The porcelain factory in the village of Gorodnitsa (Horodnitsa) in the Volyn region was founded in 1799 by Prince Józef Czartoryski. The manufacture has gained fame thanks to the production of English-style faience. In 1813, after death of the last of this Czartoryski family branch, the estate was transferred to the Lubomirski princes. In 1856 Wacław Rulikowski purchased the estate. The new owner after visiting the most important European faience and porcelain factories, decided to expand the manufactory in Horodnica. In 1877 350 people worked here. Rulikowski undertook the investment over his financial capacity and eventually had to sell the factory in 1878. Two years later the plant burned down. In 1882 the factory was leased to A.F. Sussmann. Production was restored, but the company did not regained its former glory. In 1887 there was another A.F. Sussmann factory operating in Gorodnitsa.
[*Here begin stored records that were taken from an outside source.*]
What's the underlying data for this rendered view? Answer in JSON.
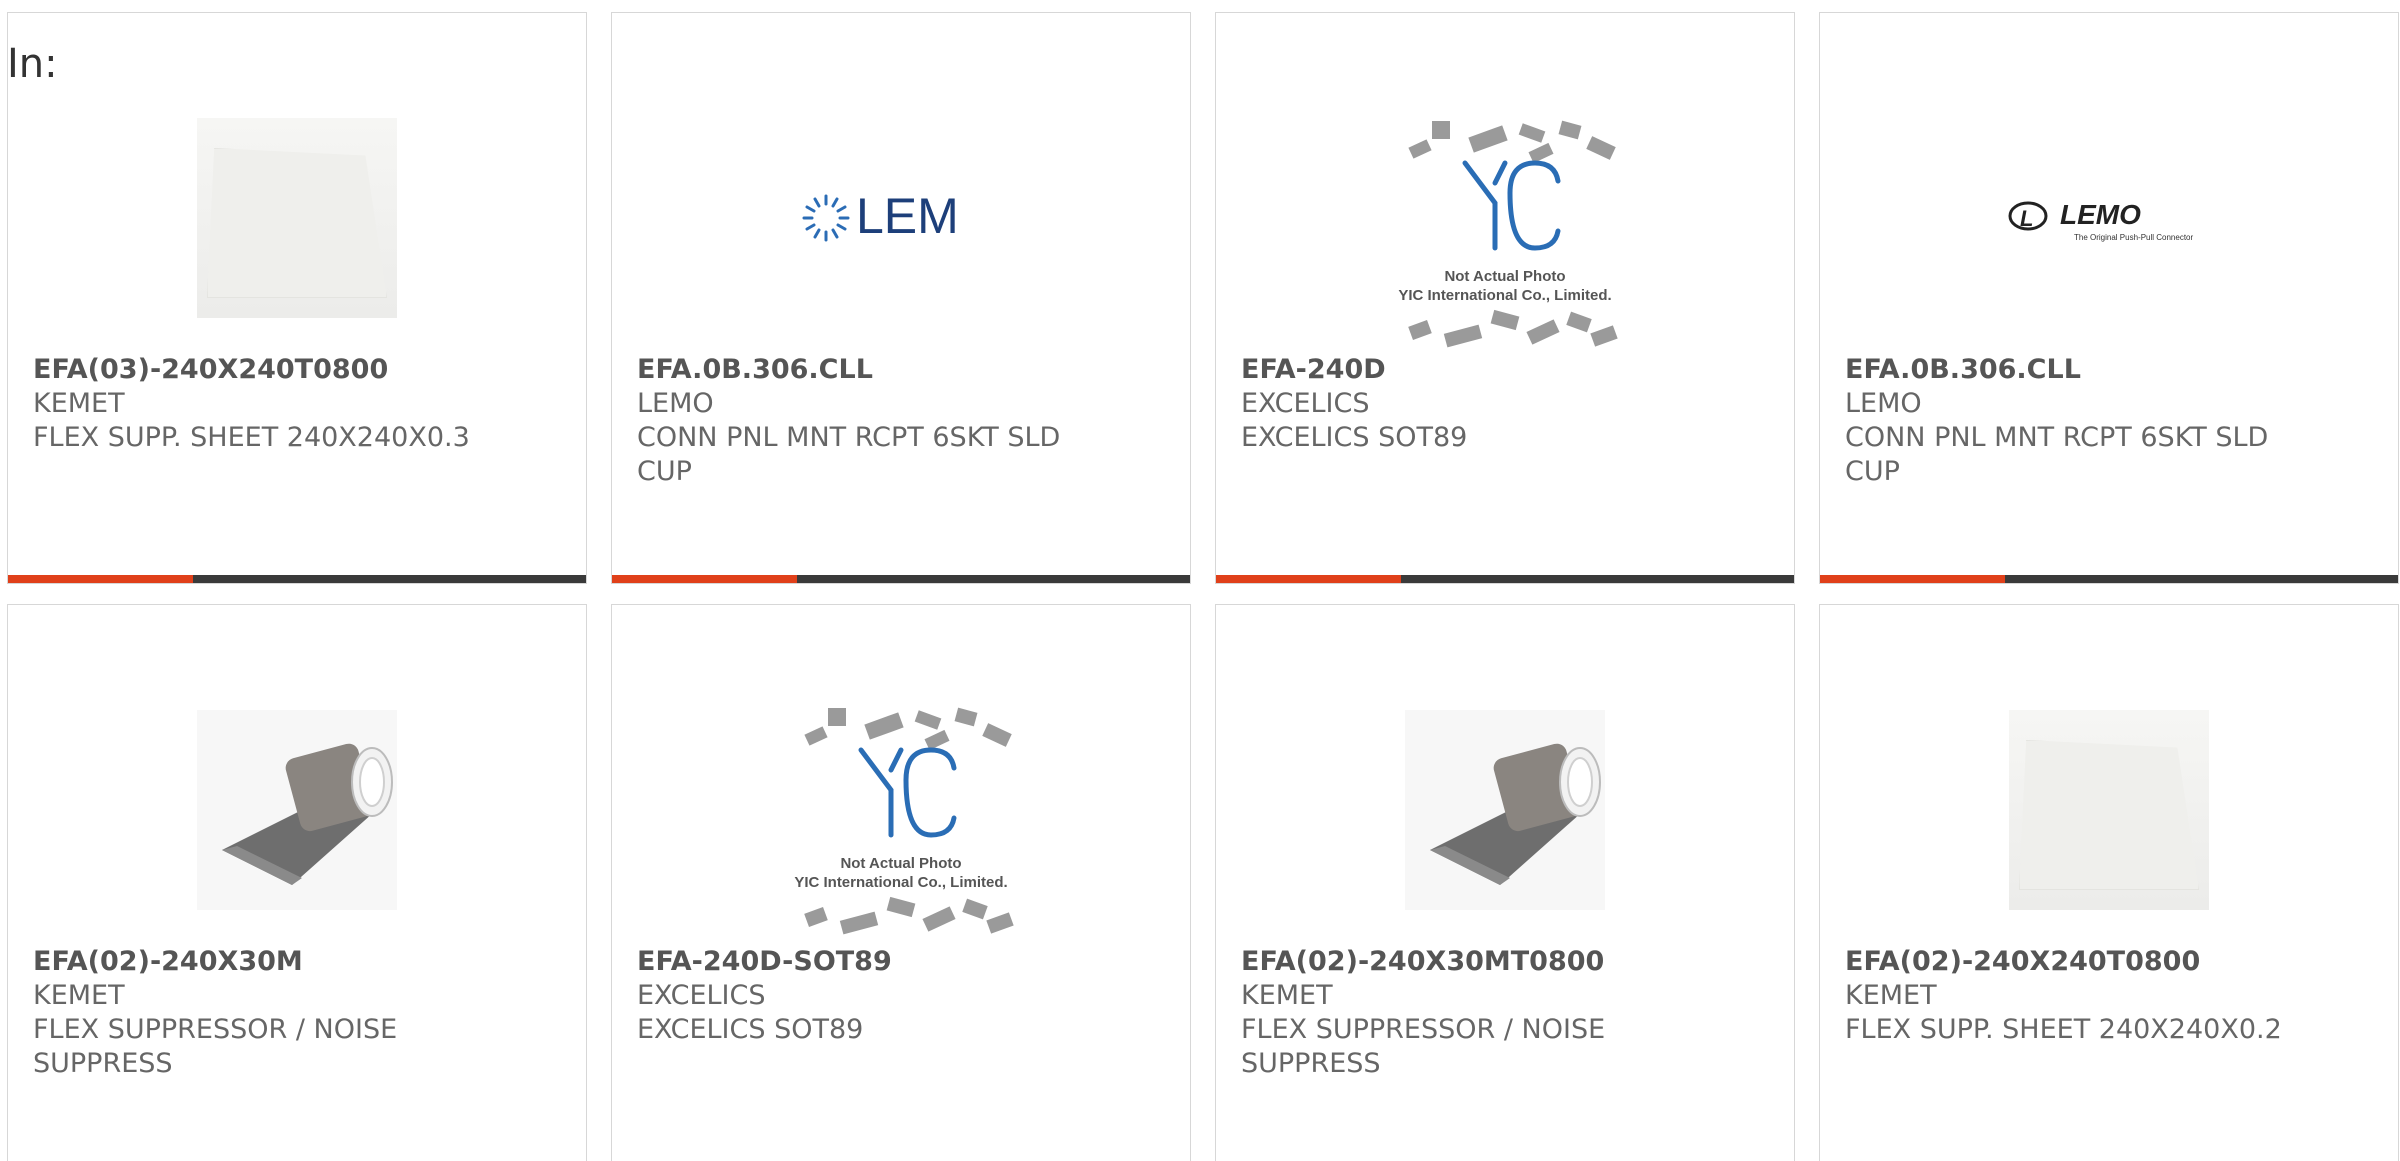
{
  "header": {
    "in_label": "In:"
  },
  "products": [
    {
      "part": "EFA(03)-240X240T0800",
      "manufacturer": "KEMET",
      "description": "FLEX SUPP. SHEET 240X240X0.3",
      "image": "sheet-icon"
    },
    {
      "part": "EFA.0B.306.CLL",
      "manufacturer": "LEMO",
      "description": "CONN PNL MNT RCPT 6SKT SLD CUP",
      "image": "lem-logo",
      "logo_text": "LEM"
    },
    {
      "part": "EFA-240D",
      "manufacturer": "EXCELICS",
      "description": "EXCELICS SOT89",
      "image": "yic-placeholder",
      "logo_text": "YIC",
      "caption1": "Not Actual Photo",
      "caption2": "YIC International Co., Limited."
    },
    {
      "part": "EFA.0B.306.CLL",
      "manufacturer": "LEMO",
      "description": "CONN PNL MNT RCPT 6SKT SLD CUP",
      "image": "lemo-logo",
      "logo_text": "LEMO",
      "tagline": "The Original Push-Pull Connector"
    },
    {
      "part": "EFA(02)-240X30M",
      "manufacturer": "KEMET",
      "description": "FLEX SUPPRESSOR / NOISE SUPPRESS",
      "image": "roll-icon"
    },
    {
      "part": "EFA-240D-SOT89",
      "manufacturer": "EXCELICS",
      "description": "EXCELICS SOT89",
      "image": "yic-placeholder",
      "logo_text": "YIC",
      "caption1": "Not Actual Photo",
      "caption2": "YIC International Co., Limited."
    },
    {
      "part": "EFA(02)-240X30MT0800",
      "manufacturer": "KEMET",
      "description": "FLEX SUPPRESSOR / NOISE SUPPRESS",
      "image": "roll-icon"
    },
    {
      "part": "EFA(02)-240X240T0800",
      "manufacturer": "KEMET",
      "description": "FLEX SUPP. SHEET 240X240X0.2",
      "image": "sheet-icon"
    }
  ],
  "colors": {
    "accent": "#e0401a",
    "bar_dark": "#3a3a3a",
    "text": "#666666",
    "lem_blue": "#1d3f7a",
    "yic_blue": "#2a6db5"
  }
}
After the October Revolution in 1917, the factory was nationalized. Large changes in the production process were introduced during industrialization. During World War II the factory was partially destroyed.
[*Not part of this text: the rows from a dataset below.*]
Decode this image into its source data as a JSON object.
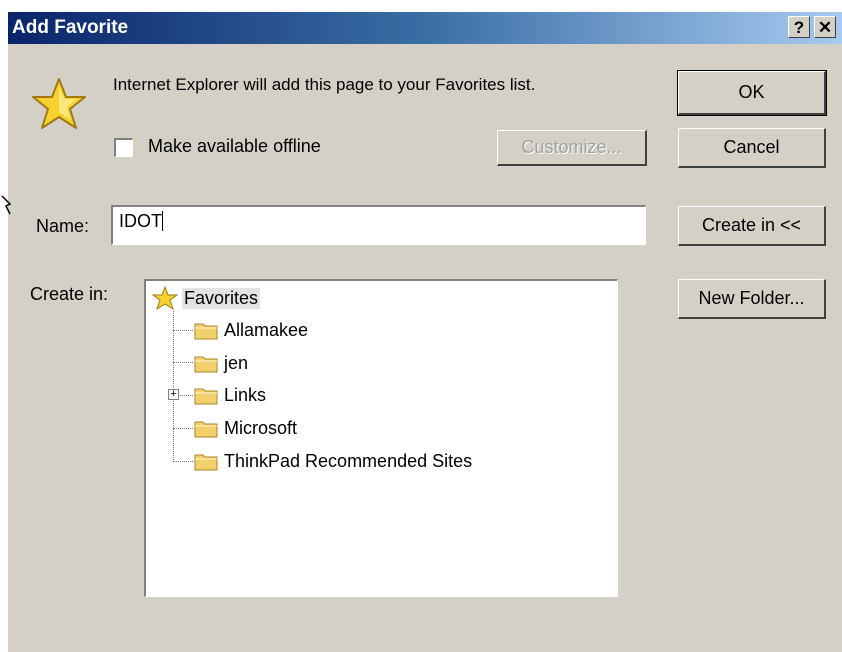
{
  "window": {
    "title": "Add Favorite",
    "help_button": "?",
    "close_button": "✕"
  },
  "message": "Internet Explorer will add this page to your Favorites list.",
  "offline": {
    "label": "Make available offline",
    "checked": false
  },
  "buttons": {
    "ok": "OK",
    "cancel": "Cancel",
    "customize": "Customize...",
    "create_in": "Create in <<",
    "new_folder": "New Folder..."
  },
  "name": {
    "label": "Name:",
    "value": "IDOT"
  },
  "create_in": {
    "label": "Create in:"
  },
  "tree": {
    "root": "Favorites",
    "items": [
      {
        "label": "Allamakee",
        "icon": "folder-icon",
        "expandable": false
      },
      {
        "label": "jen",
        "icon": "folder-icon",
        "expandable": false
      },
      {
        "label": "Links",
        "icon": "folder-icon",
        "expandable": true
      },
      {
        "label": "Microsoft",
        "icon": "folder-icon",
        "expandable": false
      },
      {
        "label": "ThinkPad Recommended Sites",
        "icon": "folder-icon",
        "expandable": false
      }
    ]
  },
  "colors": {
    "face": "#d4d0c8",
    "title_start": "#0a246a",
    "title_end": "#a6caf0",
    "star": "#f5d230",
    "folder": "#f2d06b"
  }
}
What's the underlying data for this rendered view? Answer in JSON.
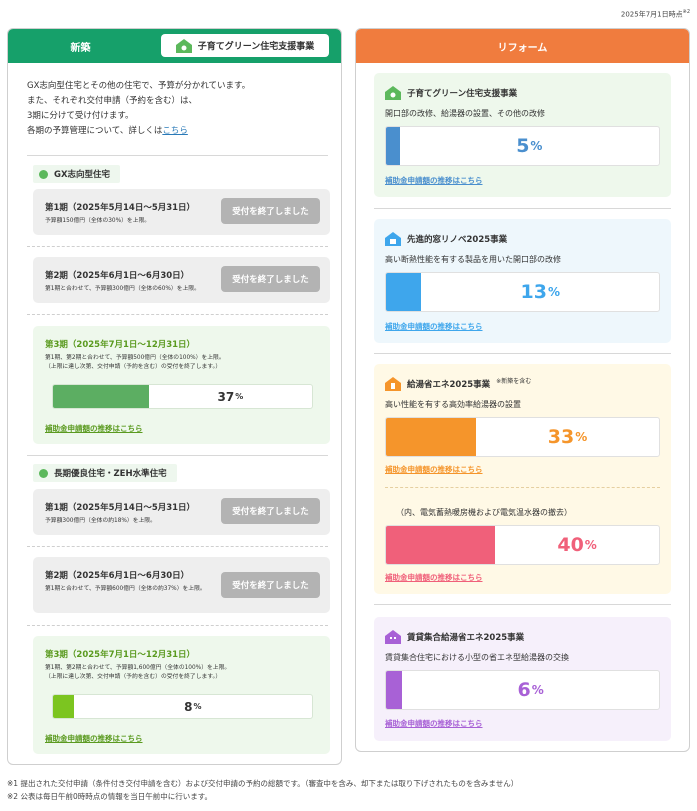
{
  "as_of": "2025年7月1日時点",
  "as_of_mark": "※2",
  "left": {
    "title": "新築",
    "badge": "子育てグリーン住宅支援事業",
    "intro_lines": [
      "GX志向型住宅とその他の住宅で、予算が分かれています。",
      "また、それぞれ交付申請（予約を含む）は、",
      "3期に分けて受け付けます。"
    ],
    "intro_last_prefix": "各期の予算管理について、詳しくは",
    "intro_link": "こちら",
    "gx": {
      "label": "GX志向型住宅",
      "p1_title": "第1期（2025年5月14日～5月31日）",
      "p1_note": "予算額150億円（全体の30%）を上限。",
      "p1_btn": "受付を終了しました",
      "p2_title": "第2期（2025年6月1日～6月30日）",
      "p2_note": "第1期と合わせて、予算額300億円（全体の60%）を上限。",
      "p2_btn": "受付を終了しました",
      "p3_title": "第3期（2025年7月1日～12月31日）",
      "p3_note1": "第1期、第2期と合わせて、予算額500億円（全体の100%）を上限。",
      "p3_note2": "（上限に達し次第、交付申請（予約を含む）の受付を終了します。）",
      "p3_pct": "37",
      "p3_value": 37,
      "p3_link": "補助金申請額の推移はこちら"
    },
    "zeh": {
      "label": "長期優良住宅・ZEH水準住宅",
      "p1_title": "第1期（2025年5月14日～5月31日）",
      "p1_note": "予算額300億円（全体の約18%）を上限。",
      "p1_btn": "受付を終了しました",
      "p2_title": "第2期（2025年6月1日～6月30日）",
      "p2_note": "第1期と合わせて、予算額600億円（全体の約37%）を上限。",
      "p2_btn": "受付を終了しました",
      "p3_title": "第3期（2025年7月1日～12月31日）",
      "p3_note1": "第1期、第2期と合わせて、予算額1,600億円（全体の100%）を上限。",
      "p3_note2": "（上限に達し次第、交付申請（予約を含む）の受付を終了します。）",
      "p3_pct": "8",
      "p3_value": 8,
      "p3_link": "補助金申請額の推移はこちら"
    },
    "pct_unit": "%"
  },
  "right": {
    "title": "リフォーム",
    "b1": {
      "title": "子育てグリーン住宅支援事業",
      "desc": "開口部の改修、給湯器の設置、その他の改修",
      "pct": "5",
      "value": 5,
      "link": "補助金申請額の推移はこちら"
    },
    "b2": {
      "title": "先進的窓リノベ2025事業",
      "desc": "高い断熱性能を有する製品を用いた開口部の改修",
      "pct": "13",
      "value": 13,
      "link": "補助金申請額の推移はこちら"
    },
    "b3": {
      "title": "給湯省エネ2025事業",
      "note": "※新築を含む",
      "desc": "高い性能を有する高効率給湯器の設置",
      "pct": "33",
      "value": 33,
      "link": "補助金申請額の推移はこちら",
      "sub_desc": "（内、電気蓄熱暖房機および電気温水器の撤去）",
      "sub_pct": "40",
      "sub_value": 40,
      "sub_link": "補助金申請額の推移はこちら"
    },
    "b4": {
      "title": "賃貸集合給湯省エネ2025事業",
      "desc": "賃貸集合住宅における小型の省エネ型給湯器の交換",
      "pct": "6",
      "value": 6,
      "link": "補助金申請額の推移はこちら"
    },
    "pct_unit": "%"
  },
  "colors": {
    "green": "#16a06a",
    "orange": "#f07c3e",
    "gx_bar": "#5cae62",
    "zeh_bar": "#7cc520",
    "blue1": "#4a8fce",
    "blue2": "#3ea6ec",
    "orange_bar": "#f5952b",
    "pink_bar": "#f0607a",
    "purple_bar": "#a861d6"
  },
  "footnotes": [
    "※1  提出された交付申請（条件付き交付申請を含む）および交付申請の予約の総額です。（審査中を含み、却下または取り下げされたものを含みません）",
    "※2  公表は毎日午前0時時点の情報を当日午前中に行います。"
  ]
}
After the reconstruction, the plant cooperated closely with the Leningrad Institute of Porcelain and Earthenware. Thanks to this cooperation, many technological innovations have been introduced. The factory mostly produced here porcelain tableware and small porcelain figurines. In Soviet times it was one of the major porcelain manufacturers in the USSR, and its largest factory was in Gorodnitsa.
After Ukraine gained independence, the company was transformed into enterprise owned by employees. Ukraine's accession to the WTO in 2008 resulted in the influx of cheaper porcelain from abroad. Production stopped in 2008 and two years later the bankruptcy procedure was started, which ended in 2012.
Horodnitsa porcelain stylized deer blue (second quality) mark used since 1970s.